Evangelho de Jesus é o mais belo poema de esperanças
e consolações de que se tem notícia. É, também, precioso tratado
de psicoterapia contemporânea para os incontáveis males que afligem a criatura humana, ensina a benfeitora Joana de Angelis, no livro Psicoterapia à luz do Evangelho de Jesus.
Come esta ótica busca-se refletir sobre a resposta do
Mestre a uma questão que lhe fora formulada, cuja narrativa encontra-se em Mateus 22, versículos 15 a 21.
Conta-nos Mateus que um grupo de fariseus, observando
Jesus falar às multidões sobre o reino de Deus, confabularam entre si com o propósito de encontrar uma forma para criar uma situação desfavorável a Jesus perante o povo e perante Roma. Juntaram-se a um grupo e de herodianos e, então, dirigiram-se a Jesus, perguntando-lhe: Mestre, bem sabemos que és verdadeiro, e ensinas o caminho de Deus segundo a verdade, e de ninguém se te dá, porque não olhas a aparência dos homens.

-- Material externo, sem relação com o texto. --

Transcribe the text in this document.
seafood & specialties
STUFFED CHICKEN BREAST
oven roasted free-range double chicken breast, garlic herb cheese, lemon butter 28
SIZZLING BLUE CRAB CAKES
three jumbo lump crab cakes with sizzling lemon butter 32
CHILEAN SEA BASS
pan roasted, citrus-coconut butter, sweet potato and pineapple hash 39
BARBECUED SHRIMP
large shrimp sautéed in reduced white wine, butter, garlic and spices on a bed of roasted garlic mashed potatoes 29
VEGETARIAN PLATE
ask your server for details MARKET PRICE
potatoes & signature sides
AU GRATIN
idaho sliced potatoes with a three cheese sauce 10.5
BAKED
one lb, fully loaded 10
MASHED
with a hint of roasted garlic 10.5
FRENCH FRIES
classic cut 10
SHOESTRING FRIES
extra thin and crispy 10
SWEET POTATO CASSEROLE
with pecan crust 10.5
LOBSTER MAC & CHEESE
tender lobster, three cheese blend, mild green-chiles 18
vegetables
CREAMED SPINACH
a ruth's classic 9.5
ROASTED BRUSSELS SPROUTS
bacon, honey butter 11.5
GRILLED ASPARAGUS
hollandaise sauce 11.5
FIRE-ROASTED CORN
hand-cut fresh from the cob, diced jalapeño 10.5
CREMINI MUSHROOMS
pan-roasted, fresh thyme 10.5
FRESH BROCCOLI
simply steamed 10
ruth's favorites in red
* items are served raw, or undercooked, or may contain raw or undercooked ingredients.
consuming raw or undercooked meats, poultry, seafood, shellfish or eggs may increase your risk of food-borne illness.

Dize-nos, pois, que te parece? É lícito pagar o tributo a César, ou não? Jesus, porém, conhecendo a sua malícia, disse: Por que me experimentais, hipócritas? Mostrai-me a moeda do tributo. E eles lhe apresentaram um dinheiro. E ele diz-lhes: De quem é esta efígie e esta inscrição? Dizem-lhe eles: De César. Então ele lhes disse: Dai, pois, a César o que é de César, e a Deus o que é de Deus. E eles, ouvindo isto, maravilharam-se, e, deixando-o, se retiraram. (Mateus 22:15-22).
Os fariseus eram um grupo de judeus extremamente
conservadores a quem competia zelar pela pureza dos rituais prescritos na Torá. Eram fiscais da vida alheia, eram hipócritas, porque sustentavam uma aparência de bons homens, mas o coração era cheio de pecados.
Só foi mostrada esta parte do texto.